Consult them before investing your money (which started as your time). They may not know how much money should go into your IRA to maximize your tax efficiency, and they may not know the hottest stock (or cryptocurrency or NFT for that matter), but they had to manage their own savings and their own checking accounts for years while you were growing up, so it’s a good place to start.

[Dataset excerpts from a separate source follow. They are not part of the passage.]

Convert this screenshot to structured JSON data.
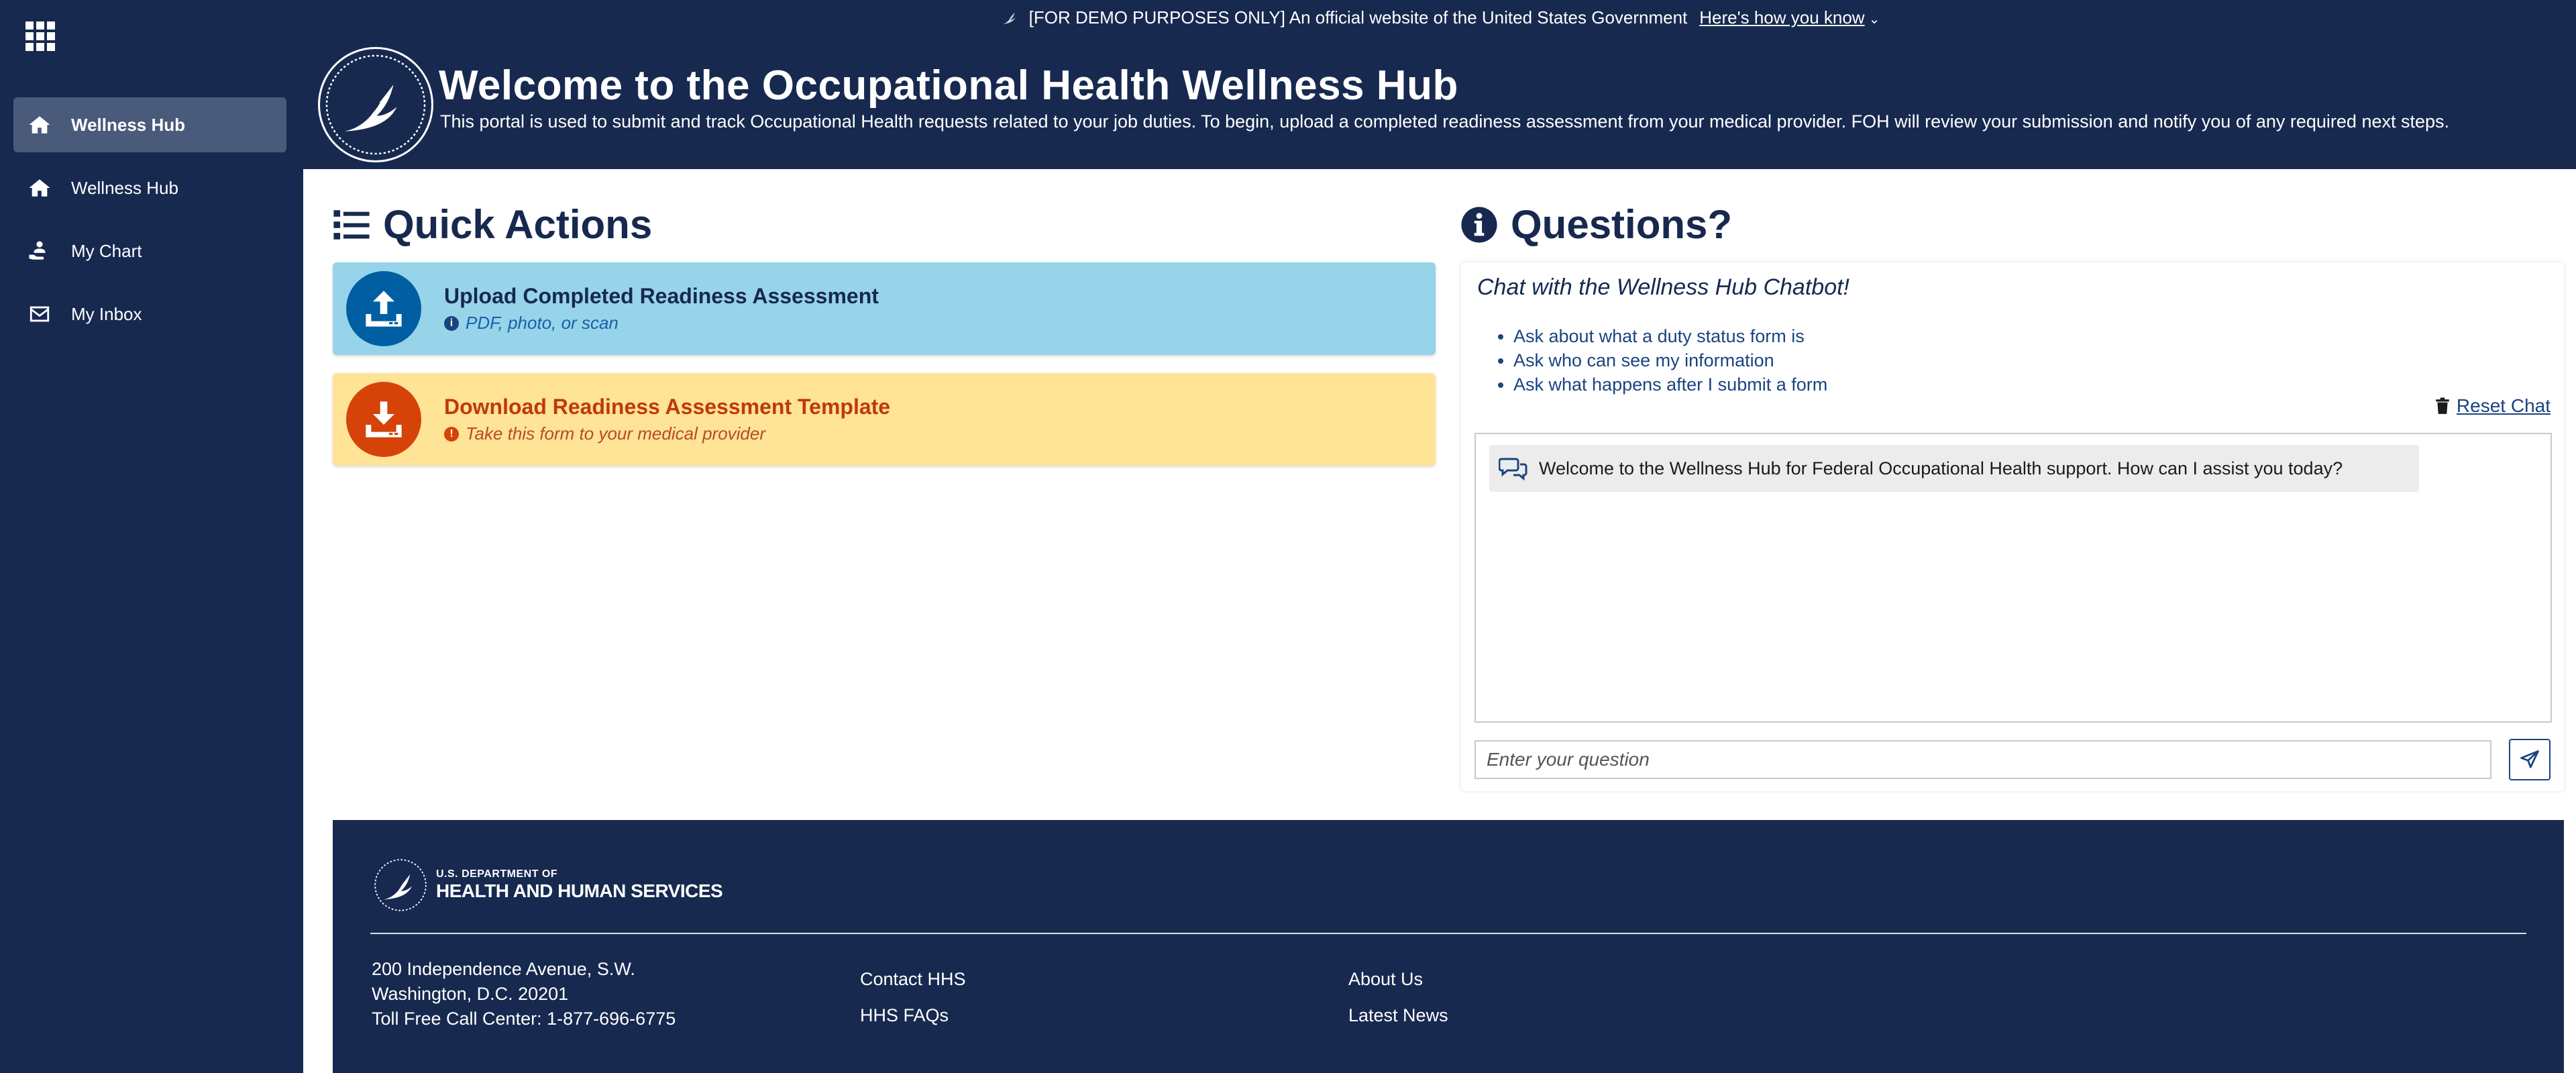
{
  "sidebar": {
    "items": [
      {
        "label": "Wellness Hub",
        "icon": "home-icon",
        "active": true
      },
      {
        "label": "Wellness Hub",
        "icon": "home-icon",
        "active": false
      },
      {
        "label": "My Chart",
        "icon": "hand-user-icon",
        "active": false
      },
      {
        "label": "My Inbox",
        "icon": "envelope-icon",
        "active": false
      }
    ]
  },
  "header": {
    "banner_text": "[FOR DEMO PURPOSES ONLY] An official website of the United States Government",
    "banner_link": "Here's how you know",
    "title": "Welcome to the Occupational Health Wellness Hub",
    "description": "This portal is used to submit and track Occupational Health requests related to your job duties. To begin, upload a completed readiness assessment from your medical provider. FOH will review your submission and notify you of any required next steps."
  },
  "quick_actions": {
    "title": "Quick Actions",
    "upload": {
      "title": "Upload Completed Readiness Assessment",
      "subtitle": "PDF, photo, or scan"
    },
    "download": {
      "title": "Download Readiness Assessment Template",
      "subtitle": "Take this form to your medical provider"
    }
  },
  "questions": {
    "title": "Questions?",
    "intro": "Chat with the Wellness Hub Chatbot!",
    "suggestions": [
      "Ask about what a duty status form is",
      "Ask who can see my information",
      "Ask what happens after I submit a form"
    ],
    "reset_label": "Reset Chat",
    "messages": [
      {
        "text": "Welcome to the Wellness Hub for Federal Occupational Health support. How can I assist you today?"
      }
    ],
    "input_placeholder": "Enter your question"
  },
  "footer": {
    "logo_small": "U.S. DEPARTMENT OF",
    "logo_big": "HEALTH AND HUMAN SERVICES",
    "address": [
      "200 Independence Avenue, S.W.",
      "Washington, D.C. 20201",
      "Toll Free Call Center: 1-877-696-6775"
    ],
    "links_col1": [
      "Contact HHS",
      "HHS FAQs"
    ],
    "links_col2": [
      "About Us",
      "Latest News"
    ]
  },
  "colors": {
    "navy": "#17294f",
    "sidebar_active": "#4a5a7a",
    "upload_card": "#97d4ea",
    "download_card": "#ffe396",
    "accent_blue": "#005ea2",
    "accent_orange": "#d54309"
  }
}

If your parents are financial experts, all the better.

How to Take Action

  • Start by Earning Money. If it feels obvious, good. But sometimes it needs to be said.
  • Set up Bank Accounts. If you don’t already have a Savings Account and a Checking Account, do some research (online, with family and friends, etc.) and choose a bank, local, regional or national, and set up those two accounts. Look for zero fee checking accounts to start with. Also, look for a “Member FDIC” sticker posted in the bank, or FDIC logo if you’re looking into online savings accounts. FDIC insured banks add a layer of protection to your assets.
  • Create a Budget. Once again, a budget goes a long way toward helping you determine what your monthly expenses are and how to properly balance the leftover cash into each account.
  • Set a Goal. Monitor your expenses for a few months to reach a number. That number, which is different for everyone based on lifestyle, location (cost of living), need, and a number of other factors, is what allows people to know how much money they should keep in their checking and savings accounts.
  • Invest When You Can. When your checking account and your savings account both have 3-4 months worth of cash in them, you can begin to look into other investments. That term is wide open though. Sure, you can move cash into a High-Yield Savings Account. But you can also invest stocks and bonds. Or, invest in yourself via education or a hobby, as some money should be set aside your self-improvement.

What’s Comes Next

You can research the best checking accounts with the highest Annual Percentage Yield (APY) until the cows come home. But withdrawals that go over your limits because of unexpected expenses will always cost you more in the long run.

Focus on earning and creating a budget before moving on to the need for higher interest rate accounts, because the cash in your checking and in your savings needs to come first. After all, it has the most impact on your day-to-day living expenses.